Until it fell on bad times, the group treated borrowings as “growth capital", but as the economy went into a tailspin, Bahl realized “there was no alternative to ceding control". He did so to a group that would allow him to run the show, at least as of now, a “win-win for both", this executive said.

TV18 has outstanding brands that have the ability to generate revenue disproportionate to their size, said an analyst who added that this was one way in which the group is different from other groups.

According to data available with TAM (Television Audience Measurement) Media Research, between weeks 23 and 30 (3 June to 28 July), Times Now, the general English news channel of Bennett, Coleman and Co. Ltd (BCCL), had the highest viewership among male audiences of more than 25 years of age in the SEC (Socio-Economic Class) A category, with a Gross Rating Point (GRP) of 2.4. CNN-IBN was second with a GRP of 1.6 and CNBC-TV18 was third with a GRP of 1.22. General news channel NDTV 24x7 ranked below CNBC-TV18 with a GRP of 1.15.

The strength of the TV18 news channels lies in their being distributed as part of IndiaCast, which includes entertainment and children’s channels, unlike NDTV for instance, said a person who has worked closely with TV18 in the past. IndiaCast is a joint venture between TV18 and Viacom18 that distributes all the channels of TV18 and Viacom18 across platforms such as cable, direct-to-home (DTH) and Internet protocol TV (IPTV).

Given current market reality, though—slowing ad spending, an economy in trouble—the company will have to rationalize marketing, distribution and programme costs, the analyst said. Still, it isn’t exactly comparable with any other group since it is highly diversified, not family-owned, and professionally run.

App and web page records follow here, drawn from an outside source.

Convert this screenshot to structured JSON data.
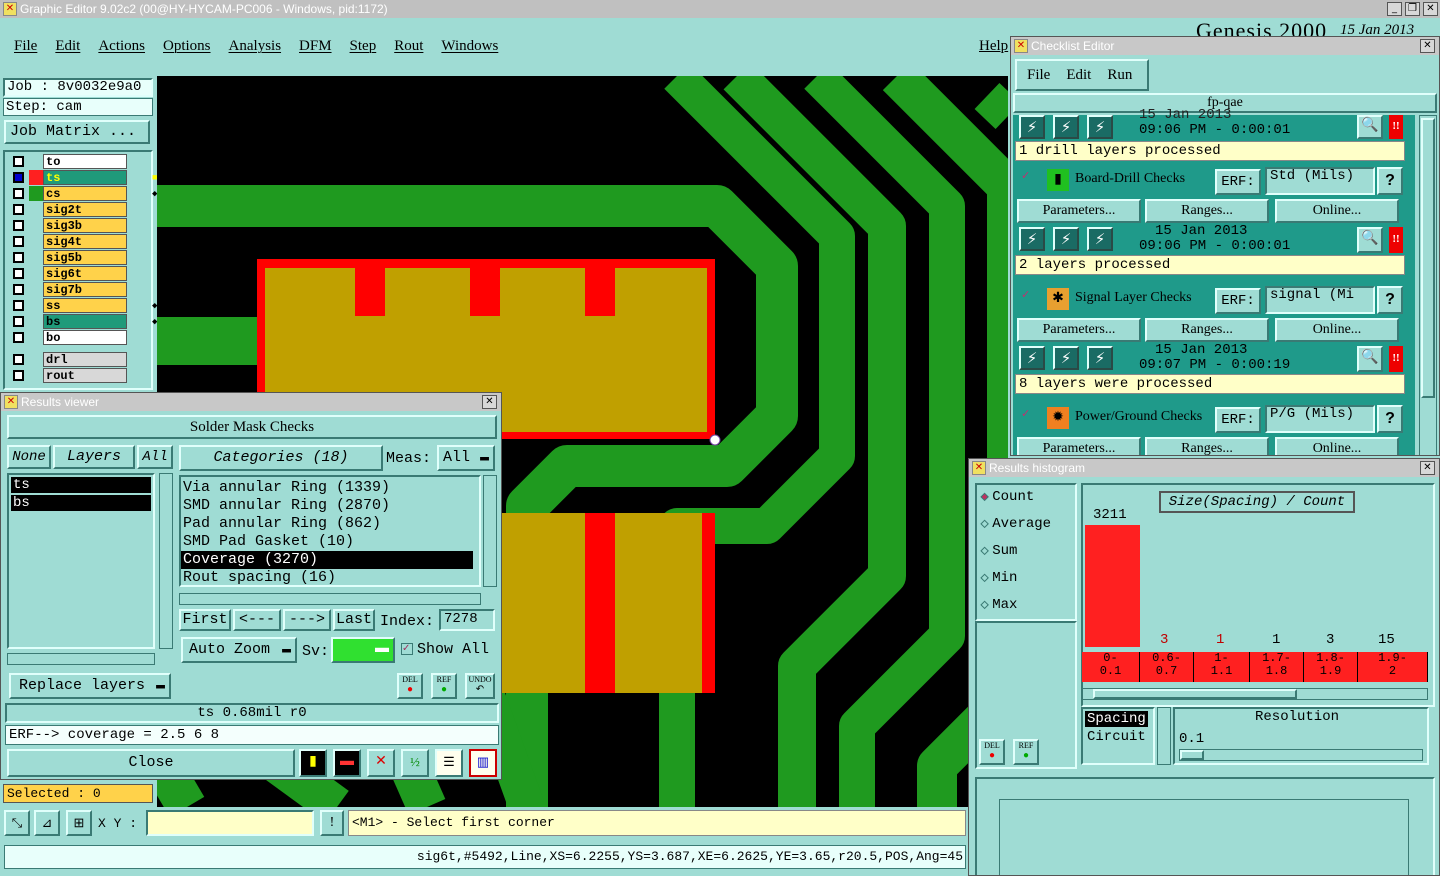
{
  "main_window": {
    "title": "Graphic Editor 9.02c2 (00@HY-HYCAM-PC006 - Windows, pid:1172)",
    "menu": [
      "File",
      "Edit",
      "Actions",
      "Options",
      "Analysis",
      "DFM",
      "Step",
      "Rout",
      "Windows"
    ],
    "help": "Help",
    "bg_brand": "Genesis 2000",
    "bg_date": "15 Jan 2013",
    "job_label": "Job : 8v0032e9a0",
    "step_label": "Step: cam",
    "job_matrix": "Job Matrix ...",
    "layers": [
      {
        "name": "to",
        "color": "#ffffff"
      },
      {
        "name": "ts",
        "color": "#1f9a7a",
        "mark": "■"
      },
      {
        "name": "cs",
        "color": "#ffd24a",
        "mark": "◆"
      },
      {
        "name": "sig2t",
        "color": "#ffd24a"
      },
      {
        "name": "sig3b",
        "color": "#ffd24a"
      },
      {
        "name": "sig4t",
        "color": "#ffd24a"
      },
      {
        "name": "sig5b",
        "color": "#ffd24a"
      },
      {
        "name": "sig6t",
        "color": "#ffd24a"
      },
      {
        "name": "sig7b",
        "color": "#ffd24a"
      },
      {
        "name": "ss",
        "color": "#ffd24a",
        "mark": "◆"
      },
      {
        "name": "bs",
        "color": "#1f9a7a",
        "mark": "◆"
      },
      {
        "name": "bo",
        "color": "#ffffff"
      }
    ],
    "extra_layers": [
      {
        "name": "drl"
      },
      {
        "name": "rout"
      }
    ],
    "selected": "Selected : 0",
    "xy_label": "X Y :",
    "xy_value": "",
    "prompt": "<M1> - Select first corner",
    "status_line": "sig6t,#5492,Line,XS=6.2255,YS=3.687,XE=6.2625,YE=3.65,r20.5,POS,Ang=45"
  },
  "results_viewer": {
    "title": "Results viewer",
    "header": "Solder Mask Checks",
    "btn_none": "None",
    "btn_layers": "Layers",
    "btn_all": "All",
    "layers": [
      "ts",
      "bs"
    ],
    "categories_btn": "Categories (18)",
    "meas_label": "Meas:",
    "meas_value": "All",
    "categories": [
      "Via annular Ring (1339)",
      "SMD annular Ring (2870)",
      "Pad annular Ring (862)",
      "SMD Pad Gasket (10)",
      "Coverage (3270)",
      "Rout spacing (16)"
    ],
    "selected_category": 4,
    "first": "First",
    "prev": "<---",
    "next": "--->",
    "last": "Last",
    "index_label": "Index:",
    "index_value": "7278",
    "auto_zoom": "Auto Zoom",
    "sv_label": "Sv:",
    "show_all": "Show All",
    "replace_layers": "Replace layers",
    "info_line": "ts 0.68mil  r0",
    "erf_line": "ERF--> coverage = 2.5 6 8",
    "close": "Close",
    "del": "DEL",
    "ref": "REF",
    "undo": "UNDO"
  },
  "checklist": {
    "title": "Checklist Editor",
    "menu": [
      "File",
      "Edit",
      "Run"
    ],
    "name": "fp-qae",
    "top_date": "15 Jan 2013",
    "top_time": "09:06 PM - 0:00:01",
    "top_status": "1 drill layers processed",
    "items": [
      {
        "label": "Board-Drill Checks",
        "erf": "Std (Mils)",
        "date": "15 Jan 2013",
        "time": "09:06 PM - 0:00:01",
        "status": "2 layers processed"
      },
      {
        "label": "Signal Layer Checks",
        "erf": "signal (Mi",
        "date": "15 Jan 2013",
        "time": "09:07 PM - 0:00:19",
        "status": "8 layers were processed"
      },
      {
        "label": "Power/Ground Checks",
        "erf": "P/G (Mils)"
      }
    ],
    "erf_label": "ERF:",
    "question": "?",
    "parameters": "Parameters...",
    "ranges": "Ranges...",
    "online": "Online...",
    "alert": "!!"
  },
  "histogram": {
    "title": "Results histogram",
    "options": [
      "Count",
      "Average",
      "Sum",
      "Min",
      "Max"
    ],
    "selected_option": 0,
    "chart_title": "Size(Spacing) / Count",
    "top_value": "3211",
    "counts": [
      "3",
      "1",
      "1",
      "3",
      "15"
    ],
    "bins": [
      "0-\n0.1",
      "0.6-\n0.7",
      "1-\n1.1",
      "1.7-\n1.8",
      "1.8-\n1.9",
      "1.9-\n2"
    ],
    "mode_selected": "Spacing",
    "mode_other": "Circuit",
    "resolution_label": "Resolution",
    "resolution_value": "0.1",
    "del": "DEL",
    "ref": "REF"
  }
}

But one of its weaknesses is that it has probably spread itself too thin, said a consultant. Now it is setting out to reverse the whole process, getting rid of the non-core businesses and consolidating, added this person, who asked not to be identified.

“Business goes through a lifecycle where it has to assess its core strengths. It either diversifies or consolidates. And there are no right or wrong answers here. Companies need to plan for the future. And rationalizing does not mean downsizing alone. It means re-skilling and redeploying people," said the consultant.